A de novo mutation in the β-tubulin gene TUBB4A results in the leukoencephalopathy hypomyelination with atrophy of the basal ganglia and cerebellum

Abstract

Hypomyelination with atrophy of the basal ganglia and cerebellum (H-ABC) is a rare hereditary leukoencephalopathy that was originally identified by MRI pattern analysis, and it has thus far defied all attempts at identifying the causal mutation. Only 22 cases are published in the literature to date. We performed exome sequencing on five family trios, two family quartets, and three single probands, which revealed that all eleven H-ABC-diagnosed individuals carry the same de novo single-nucleotide TUBB4A mutation resulting in nonsynonymous change p.Asp249Asn. Detailed investigation of one of the family quartets with the singular finding of an H-ABC-affected sibling pair revealed maternal mosaicism for the mutation, suggesting that rare de novo mutations that are initially phenotypically neutral in a mosaic individual can be disease causing in the subsequent generation. Modeling of TUBB4A shows that the mutation creates a nonsynonymous change at a highly conserved asparagine that sits at the intradimer interface of α-tubulin and β-tubulin, and this change might affect tubulin dimerization, microtubule polymerization, or microtubule stability. Consistent with H-ABC's clinical presentation, TUBB4A is highly expressed in neurons, and a recent report has shown that an N-terminal alteration is associated with a heritable dystonia. Together, these data demonstrate that a single de novo mutation in TUBB4A results in H-ABC.

Figure 1

MRI Findings in H-ABC Axial T2-weighted images (first three columns) and sagittal T1-weighted images (fourth column) of individual HA107 at the age of 3.5 years (A–D), individual HA27 at 21 years (E–H), and an unaffected individual at 14 years (I–L). We included the unaffected individual to demonstrate the low signal on T2-weighted images of normal myelinated white matter, the normal volume of the putamen, and the normal volume of the cerebellum. Note the relatively high T2 signal of the cerebral white matter in the two affected individuals (A, B, E, and F); this indicates lack of myelin. No putamen is visible in the affected individuals (B and F) (arrows are where the putamen should be).
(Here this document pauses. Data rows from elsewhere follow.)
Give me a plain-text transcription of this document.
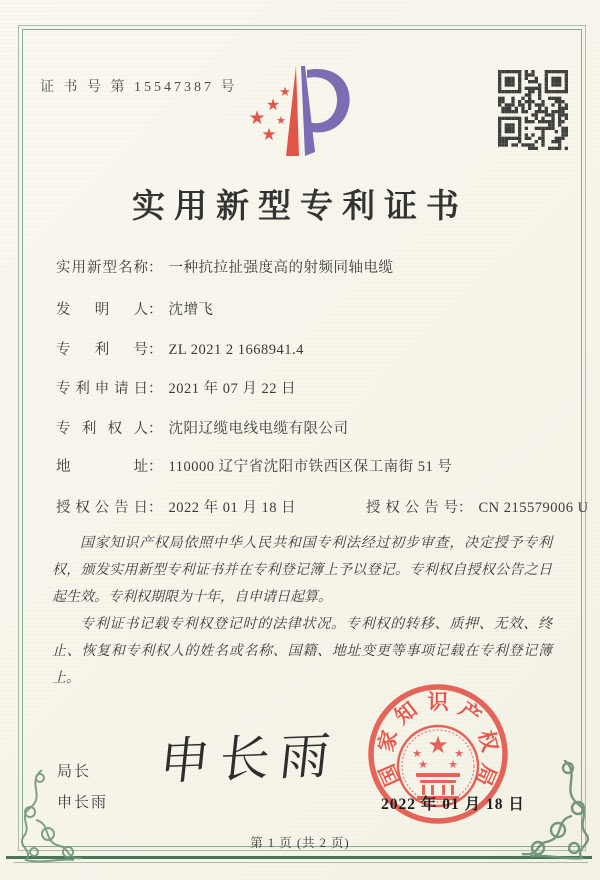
证 书 号 第 15547387 号	★
★
★ ★
★
实用新型专利证书
实用新型名称： 一种抗拉扯强度高的射频同轴电缆
发明人： 沈增飞
专利号： ZL 2021 2 1668941.4
专利申请日： 2021 年 07 月 22 日
专利权人： 沈阳辽缆电线电缆有限公司
地址： 110000 辽宁省沈阳市铁西区保工南街 51 号
授权公告日： 2022 年 01 月 18 日	授权公告号： CN 215579006 U

国家知识产权局依照中华人民共和国专利法经过初步审查，决定授予专利权，颁发实用新型专利证书并在专利登记簿上予以登记。专利权自授权公告之日起生效。专利权期限为十年，自申请日起算。

专利证书记载专利权登记时的法律状况。专利权的转移、质押、无效、终止、恢复和专利权人的姓名或名称、国籍、地址变更等事项记载在专利登记簿上。

局长
申长雨
申长雨	★
★	★
★ ★
国
家
知 识 产
权
局
2022 年 01 月 18 日
第 1 页 (共 2 页)
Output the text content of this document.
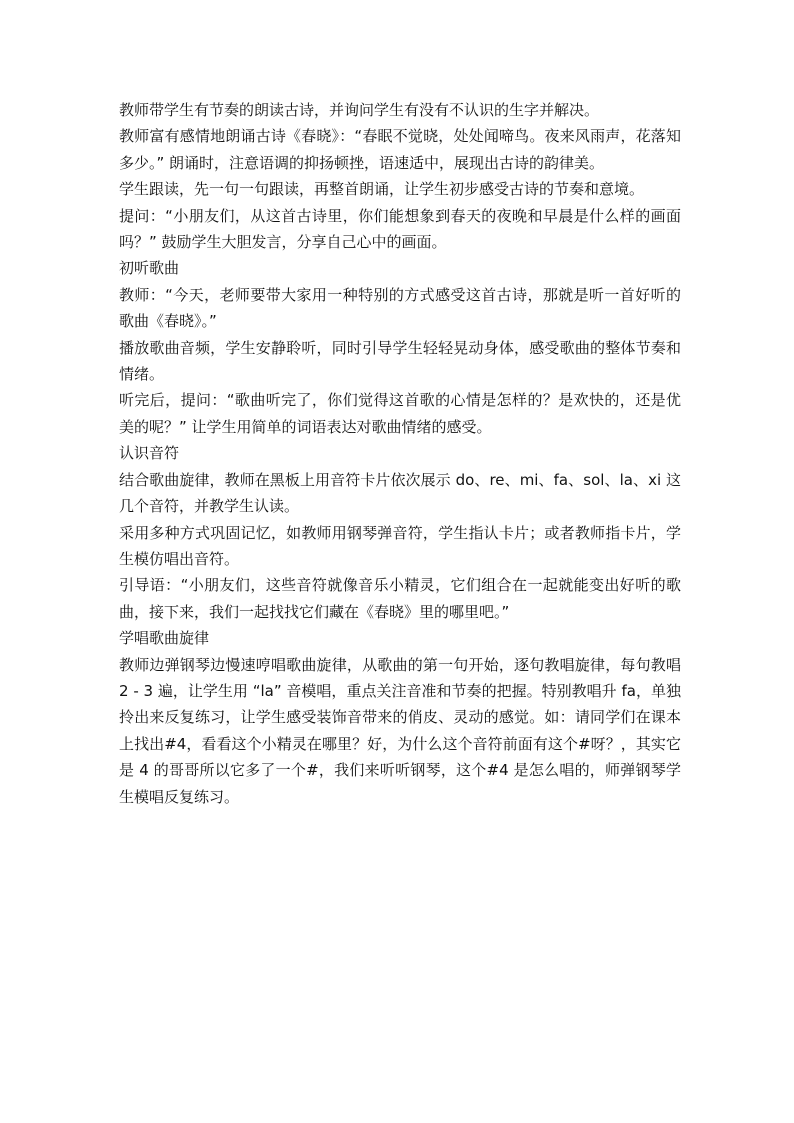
教师带学生有节奏的朗读古诗，并询问学生有没有不认识的生字并解决。

教师富有感情地朗诵古诗《春晓》：“春眠不觉晓，处处闻啼鸟。夜来风雨声，花落知多少。” 朗诵时，注意语调的抑扬顿挫，语速适中，展现出古诗的韵律美。

学生跟读，先一句一句跟读，再整首朗诵，让学生初步感受古诗的节奏和意境。

提问：“小朋友们，从这首古诗里，你们能想象到春天的夜晚和早晨是什么样的画面吗？” 鼓励学生大胆发言，分享自己心中的画面。

初听歌曲

教师：“今天，老师要带大家用一种特别的方式感受这首古诗，那就是听一首好听的歌曲《春晓》。”

播放歌曲音频，学生安静聆听，同时引导学生轻轻晃动身体，感受歌曲的整体节奏和情绪。

听完后，提问：“歌曲听完了，你们觉得这首歌的心情是怎样的？是欢快的，还是优美的呢？” 让学生用简单的词语表达对歌曲情绪的感受。

认识音符

结合歌曲旋律，教师在黑板上用音符卡片依次展示 do、re、mi、fa、sol、la、xi 这几个音符，并教学生认读。

采用多种方式巩固记忆，如教师用钢琴弹音符，学生指认卡片；或者教师指卡片，学生模仿唱出音符。

引导语：“小朋友们，这些音符就像音乐小精灵，它们组合在一起就能变出好听的歌曲，接下来，我们一起找找它们藏在《春晓》里的哪里吧。”

学唱歌曲旋律

教师边弹钢琴边慢速哼唱歌曲旋律，从歌曲的第一句开始，逐句教唱旋律，每句教唱 2 - 3 遍，让学生用 “la” 音模唱，重点关注音准和节奏的把握。特别教唱升 fa，单独拎出来反复练习，让学生感受装饰音带来的俏皮、灵动的感觉。如：请同学们在课本上找出#4，看看这个小精灵在哪里？好，为什么这个音符前面有这个#呀？，其实它是 4 的哥哥所以它多了一个#，我们来听听钢琴，这个#4 是怎么唱的，师弹钢琴学生模唱反复练习。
The cerebellar atrophy is already present in the younger individual (D) but is worse in the older individual (H).

Figure 2

The Highly Conserved TUBB4A Residue Asp249 Sits at the Intradimer Interface of α-Tubulin and β-Tubulin (A) The genomic structure of TUBB4A shows the region encoding Arg2 in exon 1 and the region encoding Asp249 in exon 4. (B) Multiple-sequence alignment of a section of four human β-tubulins, a zebrafish β-tubulin, and the Saccharomyces cerevisiae β-tubulin. Residue Asp249 is marked in bold text, residues that form the T7 loop are boxed, and asterisks indicate invariant residues. Sequences are labeled with their Uniprot ID. (C) Structure of bovine tubulin heterodimer. Guanosine triphosphate (GTP; green) can be seen bound at the interface of α-tubulin (magenta) and β-tubulin (blue). Residue Asp249 is shown as red spheres, its interacting partner Arg2 is shown as blue spheres, and the remainder of the T7 loop is shown in yellow. (D) A magnified view of the intradimer interface demonstrates the roll of Asp249 in coordinating the interaction between the T7 loop and the α-tubulin-bound GTP.